My book is fundamentally more about questions (and problematizing assumptions) than facts. Again, the facts are cornerstones of those questions. But because what I'm after is something archetypal, I have to drive past them, and into the much murkier, more experimental, and I think much richer, territory of cultural friction. And poetry gives me room to do it all.

Jim Belshaw said...

Interesting again, Adam. I described the difference between the Australian Aboriginal and European sense of time in this way. To the Aborigines, the present was part of a living past. To the Europeans, the present was a step towards a still to be defined future.

I don't know enough about the North American Indians to be able to compare them properly to the Aborigines, especialy when it comes to issues of sprituality. They were very different peoples.

You write as a poet, I am writing as an historian. This gives you far greater freedom to explore beyond the bounds set by evidence. I can speculate, put forward hypotheses, but they have to be directly linked to the evidence.

The past is always a far country. Our perceptions of it are bound in often subtle and unseen ways by the way we see things now. Whether writing as a poet or historian, the challenge is to break through the bounds to the way people were then.
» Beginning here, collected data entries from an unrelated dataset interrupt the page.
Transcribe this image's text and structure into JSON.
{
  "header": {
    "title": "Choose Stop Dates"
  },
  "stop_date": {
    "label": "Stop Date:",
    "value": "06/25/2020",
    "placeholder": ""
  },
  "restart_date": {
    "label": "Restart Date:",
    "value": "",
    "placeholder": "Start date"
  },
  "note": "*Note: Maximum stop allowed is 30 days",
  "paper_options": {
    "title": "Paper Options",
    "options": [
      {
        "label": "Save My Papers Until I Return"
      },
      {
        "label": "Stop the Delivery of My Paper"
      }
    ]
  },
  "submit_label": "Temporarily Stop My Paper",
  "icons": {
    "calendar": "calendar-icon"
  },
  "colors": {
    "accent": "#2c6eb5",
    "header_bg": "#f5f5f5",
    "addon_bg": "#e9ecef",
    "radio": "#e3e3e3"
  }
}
To illustrate, the Australian Aborigines were defined at one point as a timeless people in a timeless land, an ancient people occupying an ancient continent. Clearly this isn't right, for we know that the Aborigines did change over time. Further, there were considerable local and regional variations. Yet the idea of timelessness has been very powerful in binding the way we think about the Australian Aboriginal past.

The very idea of the "Australian Aborigines" is a European construct, as is the use of the word tribes. The Aborigines did not think of themselves as a defined entity, while the idea of tribes - defined entities ocuupying defined space - was introduced by the British settlers based on North American experience. There were no such thing as tribes.

It is remarkably hard to break through the conditioning of langauge and thought. In a paper I gave in Armidale this year talking about the project - http://newenglandhistory.blogspot.com/2010/06/unrecognised-and-now-almost-unknown.html - I was still using the word tribe, if in a limted way.

In July, I gave another paper, this time on New England's Aboriginal languages. The paper's not on line because I am revising it for publication. In that paper I had to explicitly reject the concept of tribes except in the context of European thought and of Aboriginal responses to that thought.

But how, then, do you write of the Aborigines for an audience conditioned to think in terms of hard lines, straight lines, simpler social definitions? How do you even understand this yourself?

Poets and historians are both story tellers, if operating in different frames. A very special challenge from my viewpoint lies in making the long story accessible to people who know nothing about it or, worse, know bits about it that are (as I see it) wrong because they are so present conditioned. This is a considerable writing challenge, one that you would face too.

Adam said...

At the risk of sounding ungrateful for your long response to my long response, let me say simply, "Mostly agreed," and for the moment leave it at that. Thank you especially for the link to your paper, which I'll make time to read this weekend.

Merry Xmas, Merry End of December, Happy Post-Solstice, or whatever you're up to.

Jim Belshaw said...

Thank you, Adam. A happy Christmas to you and yours.